Turquoise
occurs in relatively few areas in the world.
The Southwestern United States, Persia (Iran)
and China have been the most active producers.
Turquoise mining has never been marked by boom
towns and mining camps. It has usually been
carried out on a small scale by individual miners
or families and sometimes as a side operation
of copper mining. Below are listed some of the
more famous turquoise mines though only a few
are still active today. To read about others,
especially many of the older small producing
mines please check our book page.
BISBEE
Bisbee turquoise it is a by-product of a large
copper mine located near Bisbee, Arizona owned
by Phelps Dodge Mining Company. With some of
the finest turquoise coming from the section
of the copper mine known as the "Lavender
Pit," where for years copper miners would
bring out fine turquoise in their lunch boxes.

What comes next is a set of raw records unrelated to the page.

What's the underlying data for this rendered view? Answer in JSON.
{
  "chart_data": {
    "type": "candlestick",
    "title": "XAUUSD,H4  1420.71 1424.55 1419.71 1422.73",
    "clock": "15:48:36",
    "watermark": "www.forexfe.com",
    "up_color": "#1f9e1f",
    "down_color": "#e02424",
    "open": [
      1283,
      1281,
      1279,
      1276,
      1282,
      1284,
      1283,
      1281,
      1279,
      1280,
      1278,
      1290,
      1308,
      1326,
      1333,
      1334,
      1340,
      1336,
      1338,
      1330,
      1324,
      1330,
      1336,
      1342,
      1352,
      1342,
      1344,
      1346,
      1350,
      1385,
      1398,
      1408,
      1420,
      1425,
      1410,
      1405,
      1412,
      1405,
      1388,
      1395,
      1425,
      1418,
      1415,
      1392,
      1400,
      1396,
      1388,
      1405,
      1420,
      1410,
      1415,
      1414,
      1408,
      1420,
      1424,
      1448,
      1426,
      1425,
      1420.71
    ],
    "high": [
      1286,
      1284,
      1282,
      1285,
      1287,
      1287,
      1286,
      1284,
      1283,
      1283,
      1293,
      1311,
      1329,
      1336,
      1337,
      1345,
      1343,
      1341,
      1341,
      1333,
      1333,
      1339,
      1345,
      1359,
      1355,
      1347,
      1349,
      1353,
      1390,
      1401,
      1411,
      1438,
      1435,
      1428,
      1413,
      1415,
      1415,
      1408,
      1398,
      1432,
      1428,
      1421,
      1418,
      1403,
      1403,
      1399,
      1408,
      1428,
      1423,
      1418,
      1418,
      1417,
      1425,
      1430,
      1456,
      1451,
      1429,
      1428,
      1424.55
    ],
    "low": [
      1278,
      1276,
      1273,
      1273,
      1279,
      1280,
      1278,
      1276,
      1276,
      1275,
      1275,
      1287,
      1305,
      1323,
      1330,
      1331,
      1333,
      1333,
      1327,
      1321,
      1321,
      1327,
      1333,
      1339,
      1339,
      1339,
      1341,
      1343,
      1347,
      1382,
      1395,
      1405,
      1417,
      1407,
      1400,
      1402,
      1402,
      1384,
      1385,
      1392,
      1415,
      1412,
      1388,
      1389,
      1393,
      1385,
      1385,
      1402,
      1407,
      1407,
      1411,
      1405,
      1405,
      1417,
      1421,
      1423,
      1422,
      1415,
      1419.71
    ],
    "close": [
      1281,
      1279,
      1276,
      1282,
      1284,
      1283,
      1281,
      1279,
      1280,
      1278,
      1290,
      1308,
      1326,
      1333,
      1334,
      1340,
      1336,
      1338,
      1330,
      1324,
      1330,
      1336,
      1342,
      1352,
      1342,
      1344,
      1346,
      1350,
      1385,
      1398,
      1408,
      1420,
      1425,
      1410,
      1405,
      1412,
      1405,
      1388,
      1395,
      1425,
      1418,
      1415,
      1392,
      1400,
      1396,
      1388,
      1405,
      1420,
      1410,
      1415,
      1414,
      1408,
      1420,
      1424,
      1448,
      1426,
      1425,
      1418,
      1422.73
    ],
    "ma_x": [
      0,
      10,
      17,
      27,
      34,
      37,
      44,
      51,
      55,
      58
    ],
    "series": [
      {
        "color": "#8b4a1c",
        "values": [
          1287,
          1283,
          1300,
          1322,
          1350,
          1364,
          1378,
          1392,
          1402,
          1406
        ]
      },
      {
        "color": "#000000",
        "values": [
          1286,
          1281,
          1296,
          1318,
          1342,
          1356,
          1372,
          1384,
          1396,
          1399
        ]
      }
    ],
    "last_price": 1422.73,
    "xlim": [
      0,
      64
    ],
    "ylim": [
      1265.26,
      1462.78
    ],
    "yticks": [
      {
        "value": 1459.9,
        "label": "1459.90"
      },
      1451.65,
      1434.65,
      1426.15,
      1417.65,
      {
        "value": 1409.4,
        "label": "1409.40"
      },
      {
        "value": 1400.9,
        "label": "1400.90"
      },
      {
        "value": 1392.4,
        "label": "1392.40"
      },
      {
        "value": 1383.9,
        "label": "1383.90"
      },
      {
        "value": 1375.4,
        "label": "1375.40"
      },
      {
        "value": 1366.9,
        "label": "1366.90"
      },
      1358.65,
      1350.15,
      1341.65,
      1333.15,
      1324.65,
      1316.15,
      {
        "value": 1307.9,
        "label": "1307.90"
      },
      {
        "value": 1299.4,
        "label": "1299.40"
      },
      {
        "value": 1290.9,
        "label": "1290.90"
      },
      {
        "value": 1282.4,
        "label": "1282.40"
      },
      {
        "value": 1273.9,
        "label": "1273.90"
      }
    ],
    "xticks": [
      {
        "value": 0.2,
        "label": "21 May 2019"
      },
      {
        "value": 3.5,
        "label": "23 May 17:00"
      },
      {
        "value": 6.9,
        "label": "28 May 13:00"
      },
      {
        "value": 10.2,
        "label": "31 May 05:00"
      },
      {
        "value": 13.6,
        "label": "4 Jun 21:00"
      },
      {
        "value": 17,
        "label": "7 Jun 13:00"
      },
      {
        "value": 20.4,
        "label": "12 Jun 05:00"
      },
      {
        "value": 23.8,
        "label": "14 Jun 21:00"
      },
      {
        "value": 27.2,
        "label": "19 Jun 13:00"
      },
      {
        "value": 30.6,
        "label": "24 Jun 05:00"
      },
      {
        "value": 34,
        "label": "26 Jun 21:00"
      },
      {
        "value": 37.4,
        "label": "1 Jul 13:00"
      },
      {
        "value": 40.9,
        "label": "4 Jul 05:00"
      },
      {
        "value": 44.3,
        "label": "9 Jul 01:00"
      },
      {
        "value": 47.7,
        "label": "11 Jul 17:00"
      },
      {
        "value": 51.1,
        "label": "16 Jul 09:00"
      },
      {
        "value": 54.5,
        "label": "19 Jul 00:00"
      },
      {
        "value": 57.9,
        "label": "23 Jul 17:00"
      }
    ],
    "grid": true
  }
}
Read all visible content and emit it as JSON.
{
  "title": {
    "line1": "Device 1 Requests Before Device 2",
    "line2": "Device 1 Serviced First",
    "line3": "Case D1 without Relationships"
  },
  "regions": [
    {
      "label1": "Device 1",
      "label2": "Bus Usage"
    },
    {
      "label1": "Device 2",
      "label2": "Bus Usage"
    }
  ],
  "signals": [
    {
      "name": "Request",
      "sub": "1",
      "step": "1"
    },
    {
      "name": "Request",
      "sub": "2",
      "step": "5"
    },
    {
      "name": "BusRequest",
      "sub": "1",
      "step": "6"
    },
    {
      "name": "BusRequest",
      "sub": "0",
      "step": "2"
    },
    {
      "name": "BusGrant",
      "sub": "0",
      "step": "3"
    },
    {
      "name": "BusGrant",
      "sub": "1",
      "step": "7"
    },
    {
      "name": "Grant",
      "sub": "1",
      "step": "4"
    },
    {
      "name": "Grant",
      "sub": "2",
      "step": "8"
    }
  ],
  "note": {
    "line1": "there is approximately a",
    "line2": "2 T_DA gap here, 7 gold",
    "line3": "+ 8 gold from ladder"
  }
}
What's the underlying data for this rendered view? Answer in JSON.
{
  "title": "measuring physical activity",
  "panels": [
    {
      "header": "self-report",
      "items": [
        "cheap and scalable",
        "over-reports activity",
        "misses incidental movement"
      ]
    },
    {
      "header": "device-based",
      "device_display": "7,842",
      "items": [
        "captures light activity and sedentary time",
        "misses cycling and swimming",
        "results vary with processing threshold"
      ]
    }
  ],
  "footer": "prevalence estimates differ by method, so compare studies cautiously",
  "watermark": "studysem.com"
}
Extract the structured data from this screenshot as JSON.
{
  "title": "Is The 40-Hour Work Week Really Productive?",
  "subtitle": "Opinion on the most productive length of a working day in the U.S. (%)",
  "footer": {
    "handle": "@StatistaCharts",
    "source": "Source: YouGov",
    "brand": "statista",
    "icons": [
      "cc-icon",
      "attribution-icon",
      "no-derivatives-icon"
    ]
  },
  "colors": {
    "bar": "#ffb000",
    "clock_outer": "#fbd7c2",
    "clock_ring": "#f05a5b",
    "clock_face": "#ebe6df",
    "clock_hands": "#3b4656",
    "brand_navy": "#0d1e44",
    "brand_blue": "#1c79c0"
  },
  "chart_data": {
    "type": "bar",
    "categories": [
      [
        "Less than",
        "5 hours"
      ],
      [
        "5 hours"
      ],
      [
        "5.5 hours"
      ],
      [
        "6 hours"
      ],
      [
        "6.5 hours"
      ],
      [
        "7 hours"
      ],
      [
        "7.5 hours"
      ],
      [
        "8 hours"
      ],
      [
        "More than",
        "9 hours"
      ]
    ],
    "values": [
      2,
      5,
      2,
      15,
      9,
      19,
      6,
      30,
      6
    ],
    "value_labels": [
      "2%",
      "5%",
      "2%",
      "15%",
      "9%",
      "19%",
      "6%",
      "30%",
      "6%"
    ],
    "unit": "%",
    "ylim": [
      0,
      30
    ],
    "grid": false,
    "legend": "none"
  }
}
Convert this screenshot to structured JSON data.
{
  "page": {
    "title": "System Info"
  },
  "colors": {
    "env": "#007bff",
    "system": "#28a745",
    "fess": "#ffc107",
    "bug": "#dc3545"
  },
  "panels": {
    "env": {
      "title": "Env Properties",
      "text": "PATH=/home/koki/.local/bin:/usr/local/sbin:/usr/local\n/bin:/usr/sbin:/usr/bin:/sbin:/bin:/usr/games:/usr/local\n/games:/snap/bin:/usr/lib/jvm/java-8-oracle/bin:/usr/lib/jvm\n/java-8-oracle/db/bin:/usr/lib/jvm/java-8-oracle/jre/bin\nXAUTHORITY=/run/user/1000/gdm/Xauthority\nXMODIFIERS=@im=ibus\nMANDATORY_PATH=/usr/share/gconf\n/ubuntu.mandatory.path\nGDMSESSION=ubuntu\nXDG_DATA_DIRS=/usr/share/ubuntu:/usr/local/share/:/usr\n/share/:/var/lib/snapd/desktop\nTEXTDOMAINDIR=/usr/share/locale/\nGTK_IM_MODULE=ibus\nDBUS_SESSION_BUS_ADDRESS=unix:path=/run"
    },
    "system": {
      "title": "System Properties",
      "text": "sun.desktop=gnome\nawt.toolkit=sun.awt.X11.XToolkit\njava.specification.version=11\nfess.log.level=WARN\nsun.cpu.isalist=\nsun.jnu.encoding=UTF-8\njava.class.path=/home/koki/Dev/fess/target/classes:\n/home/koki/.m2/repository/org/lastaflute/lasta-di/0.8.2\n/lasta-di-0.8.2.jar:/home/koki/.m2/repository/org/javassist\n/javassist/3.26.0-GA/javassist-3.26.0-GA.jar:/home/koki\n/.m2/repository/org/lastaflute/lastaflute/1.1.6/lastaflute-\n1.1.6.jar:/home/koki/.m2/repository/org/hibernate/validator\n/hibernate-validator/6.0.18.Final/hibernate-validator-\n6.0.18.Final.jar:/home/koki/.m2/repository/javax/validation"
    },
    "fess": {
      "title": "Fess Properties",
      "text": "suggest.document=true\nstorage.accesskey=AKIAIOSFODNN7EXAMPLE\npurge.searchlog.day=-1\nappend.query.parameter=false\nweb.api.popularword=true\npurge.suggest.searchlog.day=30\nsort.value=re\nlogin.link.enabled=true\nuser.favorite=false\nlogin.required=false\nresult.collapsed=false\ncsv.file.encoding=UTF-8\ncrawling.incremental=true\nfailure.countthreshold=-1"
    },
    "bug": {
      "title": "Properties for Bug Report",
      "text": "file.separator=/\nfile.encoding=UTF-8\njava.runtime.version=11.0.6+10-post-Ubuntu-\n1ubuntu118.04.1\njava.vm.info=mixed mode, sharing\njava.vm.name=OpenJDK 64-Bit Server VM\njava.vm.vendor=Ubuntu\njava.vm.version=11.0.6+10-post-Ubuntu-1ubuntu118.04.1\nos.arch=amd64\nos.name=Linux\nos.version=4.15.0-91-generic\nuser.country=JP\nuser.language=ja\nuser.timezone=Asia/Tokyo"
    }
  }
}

In March of 1972 a miner named Bob Matthews
was given the only lease ever granted for rights
to mine Bisbee turquoise. He was said to have
recovered more than 2,000 pounds of good to
excellent turquoise by 1974. The Bisbee is considered
to be the first large open-pit copper mine in
Arizona. As the pit was extended quantities
of fine turquoise were recovered. The turquoise
occurred in stringers up to a few inches wide
along with small nugget-like masses in granite
and quartzite.
Bisbee
turquoise is as good as turquoise gets. It is
a hard material with shades from medium to an
intense blue color and enhanced by a red, brown
or black, sometimes called "smoky,"
matrix. Green shades have also been found. Bisbee
turquoise was marketed very early in the Southwest
and that along with its quality help make it
one of the more famous varieties of American
turquoise. Sadly, Bisbee turquoise is no longer
being produced. With its extreme blue color
and beauty, hardness and now rarity Bisbee has
become one of the most valued turquoise in the
world today.
Bisbee's story is one of the great mining stories
of America. On December 14, 1877 three prospectors,
Hugh Jones, Joseph Halcro and Harry McCoy, after
discovering a copper stained outcropping of
rocks filed a claim on the first copper mine
in the area. By 1879 one hundred claims were
filed and a mining camp had begun informally
known as Mule Gulch. The original, and largest,
claim at that time was known as the Copper Queen
mine. Investments were needed and its search
for investors lead to Judge Dewitt Bisbee.
Thus
in honor of the camp's major mine financier,
Judge Bisbee, the blossoming new town was named
Bisbee, With the camp's major mine now financed
and the mining camp's growth into a new town,
Bisbee was ready to become one of the most important
mining cities in America. In 1881 Phelps, Dodge,
and Co. purchased the Atlanta, next to the Copper
Queen, and in August 1885 a merger had brought
the two mines together. The railroad had come
to Bisbee in 1889 and by the mid to late 1890's
Phelps, Dodge, and Co. had now owned 90% of
the Copper Queen Consolidated Mining Co. and
had purchased most of the other mining properties
in the area. Copper was being produced in Bisbee
for decades. In the early 1950's work began
on Sacramento Hill, a large low-grade copper
ore pile. Harrison Lavender, the manager of
the Copper Queen, had determined an open pit
mine would increase ore yield. On December 14,
1974, twenty years later, mining had stopped
and the thousand foot deep Lavender Pit covering
300 acres had replaced the hill. The Lavender
Pit had become a tourist destination with rim
viewing platforms and guided tours.
Today in and around Bisbee and under the Mule
Mountains are over 1500 miles of tunnels and
shafts along with the now famous Lavender Pit.